Though Upworthy has, through its headlines, popularized Loewenstein’s idea of a curiosity gap, he hadn’t heard of the website until March, when I asked him to look at it. I waited on the phone while he navigated to Upworthy’s homepage from his office at the London School of Economics, where he’s on sabbatical. Upworthy’s headlines create logic puzzles, powerfully enticing people to solve by reading. He starts with: “3 Non-White Actresses Show Up to An Audition. I Think We Know Where This is Going.” “The person who wrote this clearly knows we don’t know where this is going,” he says. “But if you read that you wonder: ‘What’s so obvious that I don’t understand?’ ”

Quickly, he dissects the pattern. “A lot of curiosity is due to violated expectations: You become curious when you expect to see something and you see something else.”

But Loewenstein adds that curiosity doesn’t always lead people to respond to a story. “When curiosity is satisfied, the result is generally disappointing,” he said. “The pleasure you get from getting information is incommensurate.”

Applying the curiosity gap to serious news—the kind that comes without an inspirational or anger-inducing message—has in practice proven difficult.
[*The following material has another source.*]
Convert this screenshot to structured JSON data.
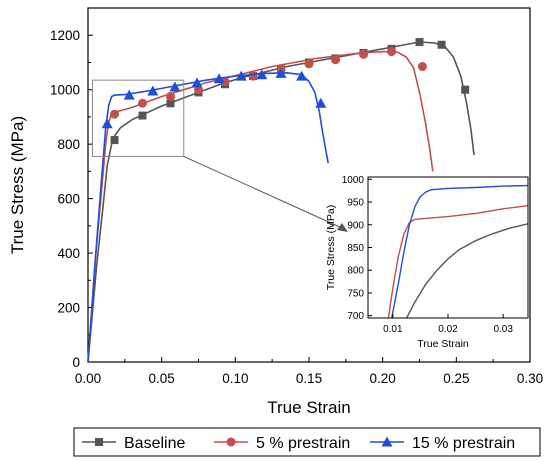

Readers were horrified when CNN briefly commandeered the strategy, tweeting “What state has the highest rate of rape in the country? It may surprise you,” and “14-year-old girl stabbed her little sister 40 times, police say. The reason why will shock you.”
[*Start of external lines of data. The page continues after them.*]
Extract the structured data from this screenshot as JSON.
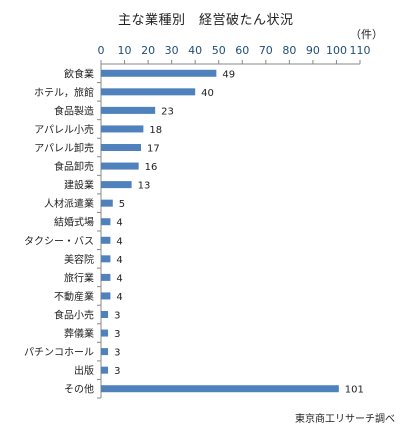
{
  "chart_data": {
    "type": "bar",
    "orientation": "horizontal",
    "title": "主な業種別　経営破たん状況",
    "unit_label": "（件）",
    "source": "東京商工リサーチ調べ",
    "categories": [
      "飲食業",
      "ホテル，旅館",
      "食品製造",
      "アパレル小売",
      "アパレル卸売",
      "食品卸売",
      "建設業",
      "人材派遣業",
      "結婚式場",
      "タクシー・バス",
      "美容院",
      "旅行業",
      "不動産業",
      "食品小売",
      "葬儀業",
      "パチンコホール",
      "出版",
      "その他"
    ],
    "values": [
      49,
      40,
      23,
      18,
      17,
      16,
      13,
      5,
      4,
      4,
      4,
      4,
      4,
      3,
      3,
      3,
      3,
      101
    ],
    "xlim": [
      0,
      110
    ],
    "xticks": [
      0,
      10,
      20,
      30,
      40,
      50,
      60,
      70,
      80,
      90,
      100,
      110
    ],
    "grid": false,
    "data_labels": true,
    "bar_color": "#4f81bd"
  }
}
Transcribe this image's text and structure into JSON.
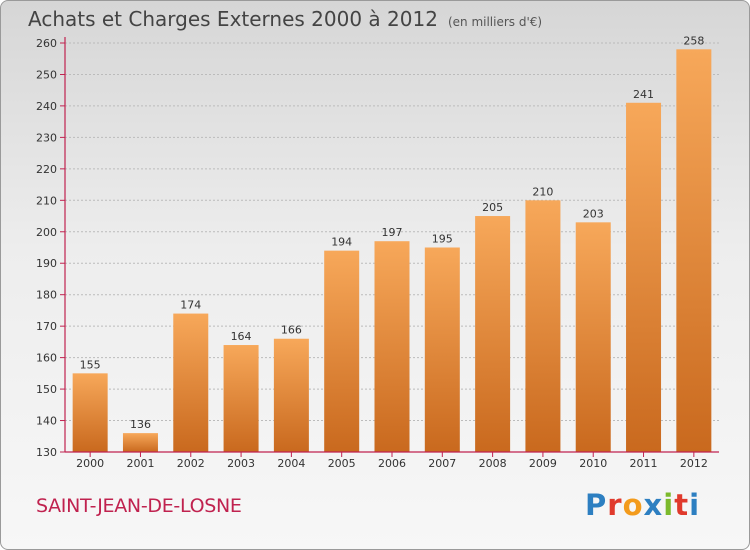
{
  "header": {
    "title": "Achats et Charges Externes 2000 à 2012",
    "unit": "(en milliers d'€)"
  },
  "footer": {
    "commune": "SAINT-JEAN-DE-LOSNE",
    "logo": "Proxiti",
    "logo_colors": [
      "#2d7fc1",
      "#e03a2c",
      "#f39b1c",
      "#2d7fc1",
      "#7cba2c",
      "#e03a2c",
      "#2d7fc1"
    ]
  },
  "colors": {
    "bar_top": "#f7a85a",
    "bar_bottom": "#c9691e",
    "axis": "#c0224f",
    "grid": "#bbbbbb"
  },
  "chart_data": {
    "type": "bar",
    "title": "Achats et Charges Externes 2000 à 2012",
    "subtitle": "(en milliers d'€)",
    "xlabel": "",
    "ylabel": "",
    "categories": [
      "2000",
      "2001",
      "2002",
      "2003",
      "2004",
      "2005",
      "2006",
      "2007",
      "2008",
      "2009",
      "2010",
      "2011",
      "2012"
    ],
    "values": [
      155,
      136,
      174,
      164,
      166,
      194,
      197,
      195,
      205,
      210,
      203,
      241,
      258
    ],
    "ylim": [
      130,
      260
    ],
    "yticks": [
      130,
      140,
      150,
      160,
      170,
      180,
      190,
      200,
      210,
      220,
      230,
      240,
      250,
      260
    ],
    "grid": true
  }
}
It’s tempting to think that these formulas provide a fail-safe way to use the internet to pass along content. And yet even Upworthy admits that nothing is foolproof. “I was talking to students a couple of days ago about the question, ‘How do you make something go viral?’ ” says Critchfield. “And it really struck me that this is not a question for me, this is a question for God. I cannot make something go viral from my sheer determination or will. The audience has to be there.”

And even if Upworthy has found a formula to compel readers to share content, it doesn’t necessarily translate to those readers engaging in action. Some social scientists see reason to believe that supporting a cause publicly can make it less likely a person will participate in subsequent actions—an effect that translates to liking a Facebook page or sharing a Facebook group. “You’re less likely to [give support] now that you’ve satisfied that need to look good to others,” says Kirk Kristofferson, a doctoral student in marketing at the University of British Columbia who recently published a paper looking at the effects of such digital “slacktivism.”
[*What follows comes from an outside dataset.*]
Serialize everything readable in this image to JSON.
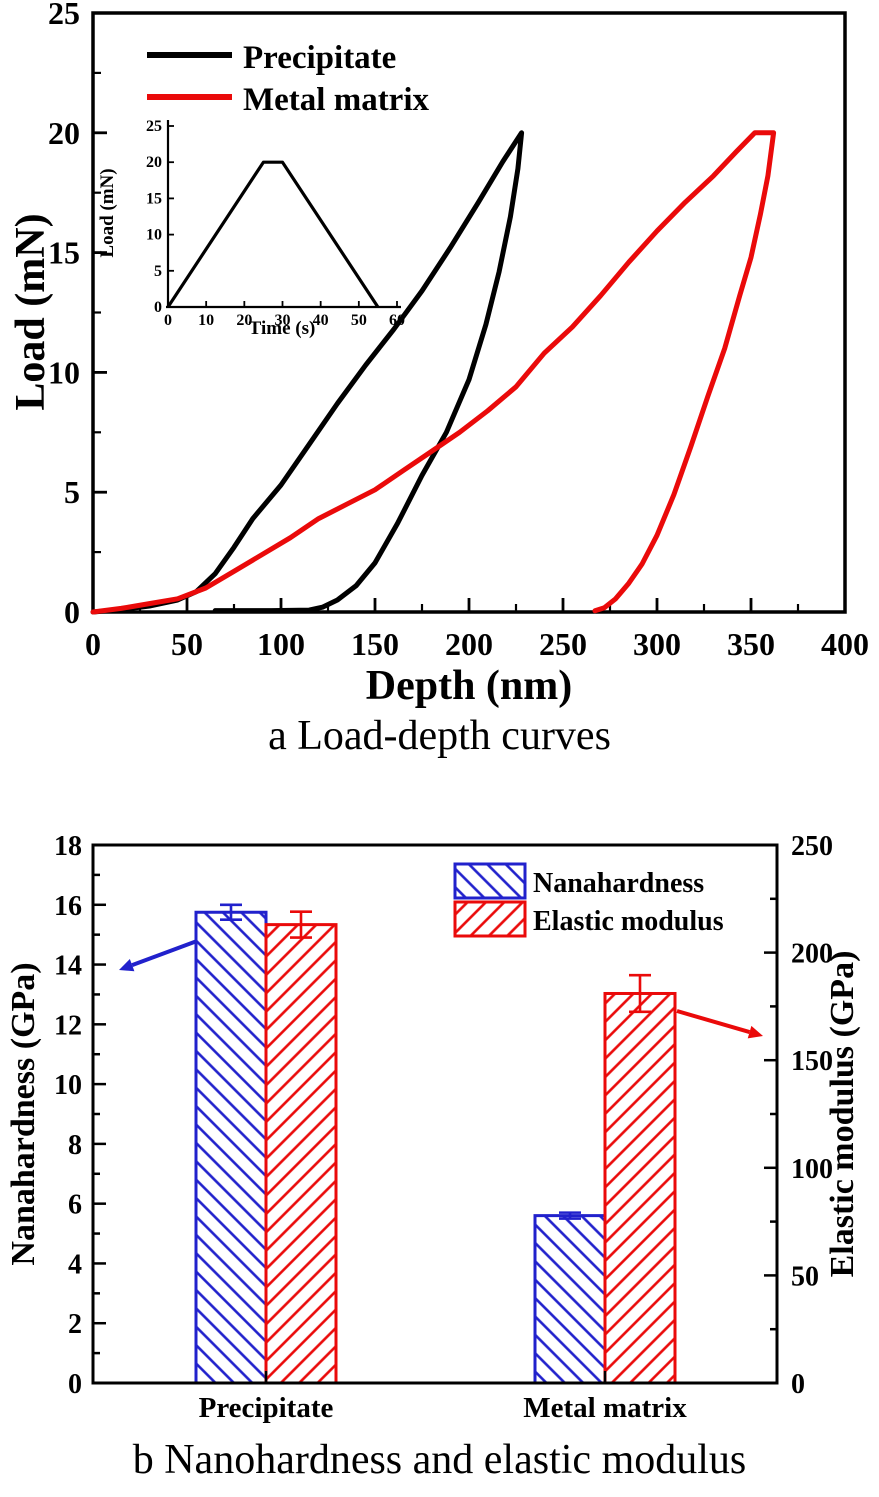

That may be why the most successful efforts to produce true social engagement involve action and sharing in a single activity—an insight commandeered by Mark Zuckerberg when he decided to increase organ donation using Facebook. Clicking a box simultaneously registered a user for the organ donor list and shared the act with friends—triggering a sweep of activity that increased organ donor enrollment in 44 states by a factor of 23, according to MIT Technology Review. Some of Upworthy’s most shared stories have led to action, but on a relatively modest scale, considering the number of views of each video. A video about a group of kids creating a renewable energy campaign attracted 1.6 million views and raised $150,000 for the kids’ campaign. It’s a far larger swath of money than the kids would’ve attracted without Upworthy, but small in comparison to the people that watched, shared, and did nothing.

Even if Upworthy’s posts don’t trigger legions to action, the fact that they can trigger action at all is a powerful antidote to the filter bubble Pariser bemoaned in 2011. What Upworthy has proven is that understanding, and rigorously testing, the kinds of things that drive people to share content can turn that random behavior into something predictable. It’s a formula that can overcome Facebook’s algorithm and, in a way, act as its own algorithm—catering to our most base needs in order to commandeer attention. If Upworthy has figured out a formula for directing attention, they’ve figured out a new kind of formula—one that makes the content they choose to promote increasingly influential and important.

It’s a force that might make Upworthy more powerful as it inches closer to producing its own content. In March Upworthy announced partnerships with news organizations like Climate Nexus and ProPublica. Though the details of the unions are still being ironed out, and will likely just involve cross-promotion of material, Upworthy isn’t ruling out branching into original content. Koechley said they are thinking of themselves as “Netflix”—gathering data and waiting to find holes in the market.